The council is also attempting to obtain a court order to clear another site at North Road cemetery.

Councillor Tony Cox, cabinet member for housing, said: “Our aim is to get people off the streets, into dedicated accommodation where relevant support services are on hand to tackle the complex personal circumstances that often contribute to an individual’s homelessness.

“We also recognise many of the town’s homeless are from outside the area and we first work hard to re-connect them to the communities they have left.

“This is an important area where we differ in approach from some volunteer groups, who work hard to raise funds and distribute tents to the town’s homeless.

“Encouraging homeless people to camp rather than use the dedicated homeless accommodation means that campers are not accessing the services that could turn their lives around and get them off the streets.”

It is understood about 15 people had tents and other items removed, including one named Jay who had bought a tent for £70 on Saturday.

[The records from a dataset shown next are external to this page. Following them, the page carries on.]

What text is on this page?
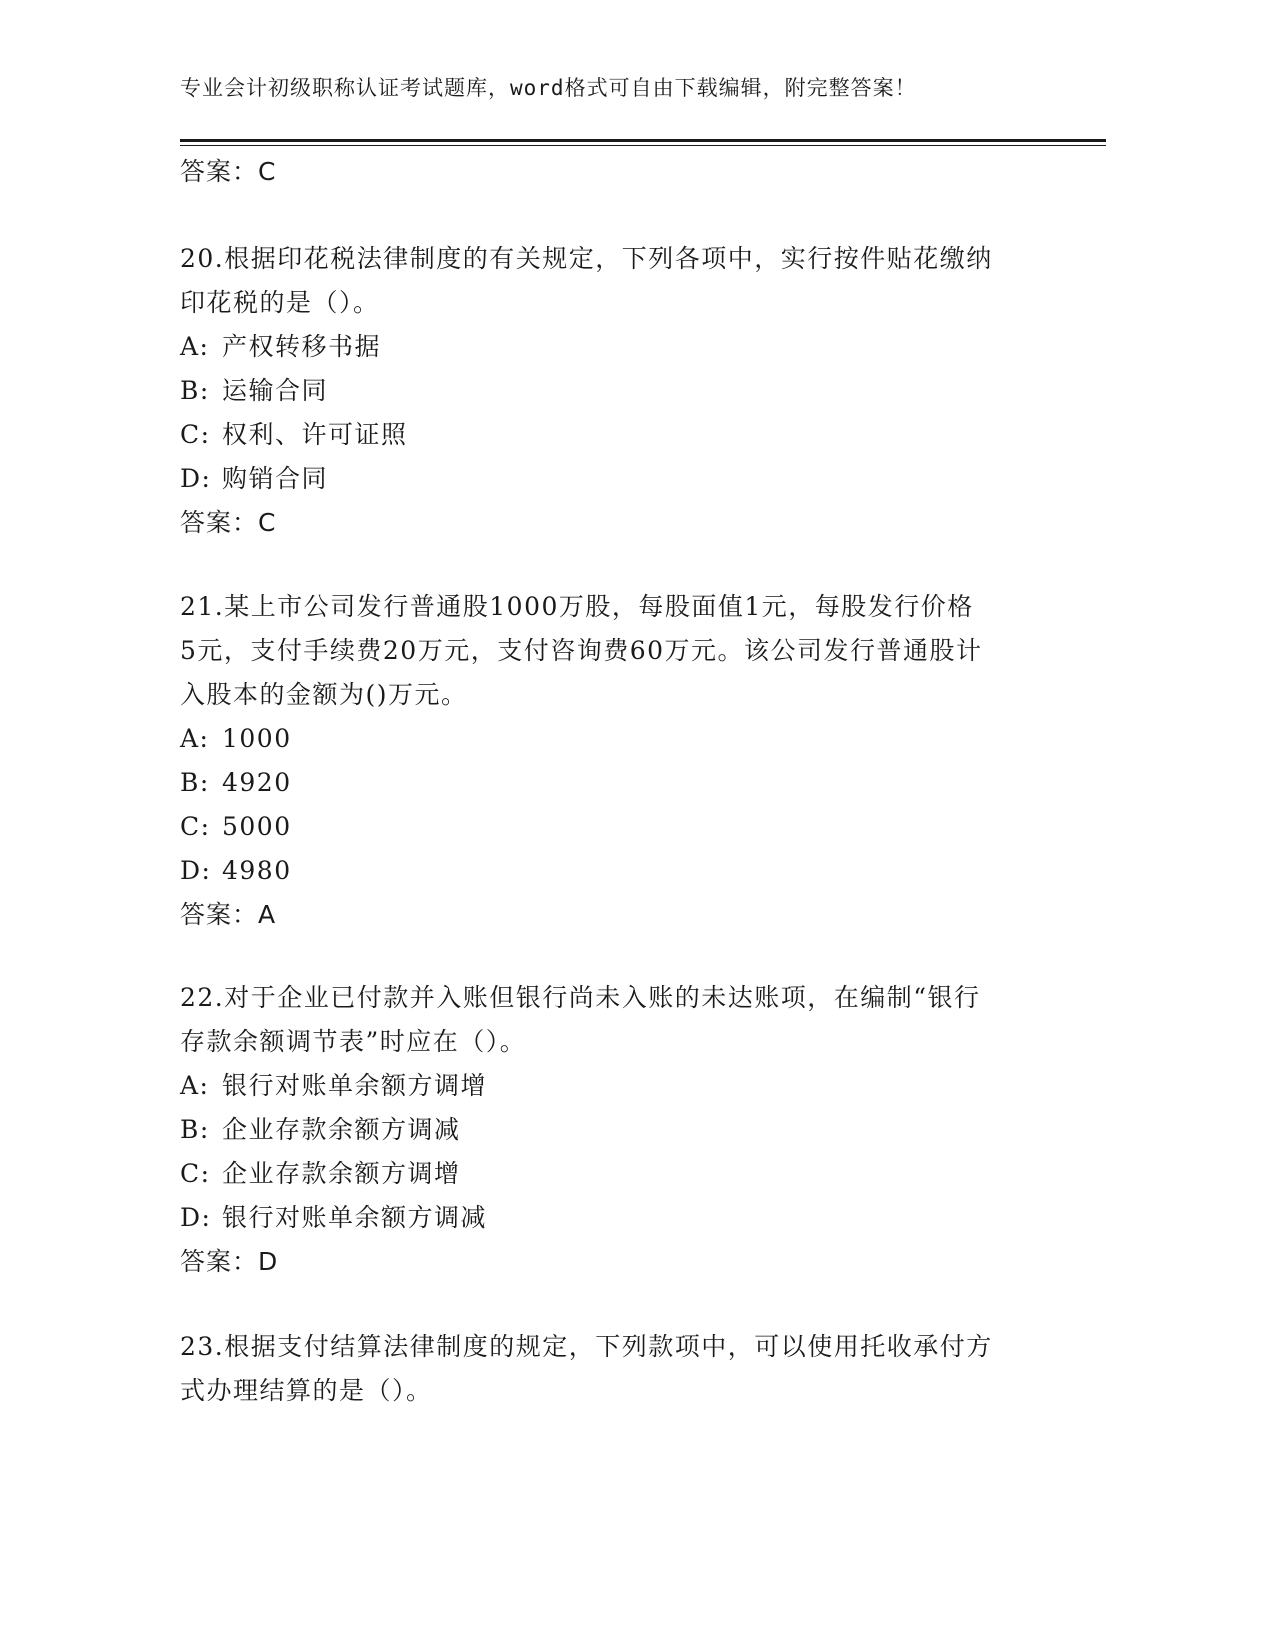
专业会计初级职称认证考试题库，word格式可自由下载编辑，附完整答案！
答案：C
20.根据印花税法律制度的有关规定，下列各项中，实行按件贴花缴纳
印花税的是（）。
A: 产权转移书据
B: 运输合同
C: 权利、许可证照
D: 购销合同
答案：C
21.某上市公司发行普通股1000万股，每股面值1元，每股发行价格
5元，支付手续费20万元，支付咨询费60万元。该公司发行普通股计
入股本的金额为()万元。
A: 1000
B: 4920
C: 5000
D: 4980
答案：A
22.对于企业已付款并入账但银行尚未入账的未达账项，在编制“银行
存款余额调节表”时应在（）。
A: 银行对账单余额方调增
B: 企业存款余额方调减
C: 企业存款余额方调增
D: 银行对账单余额方调减
答案：D
23.根据支付结算法律制度的规定，下列款项中，可以使用托收承付方
式办理结算的是（）。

Campaigners from Southend’s One Love Soup Kitchen claimed the council has made the problem worse.

Co-founder, Zoey Smith, 34, said: “I was disappointed when I heard the news, but I was not surprised because sadly this happens regularly.

“I felt particularly sorry for Jay. A lot of the people we deal with rely on donated items and donated tents, but he went out last week and bought his own with his benefits. He spent £70, and just a few days later he has nothing.

“He had invested so he had a good quality tent to live in and was protected.

“Now they have had their tents taken, it is highly likely a lot of them head to the high street for the weekend and find a shop doorway to sleep in.

“But that is only making the situation worse, and they are vulnerable there and more at risk.

“People need to realise that removing the tents is not going to make them go away.”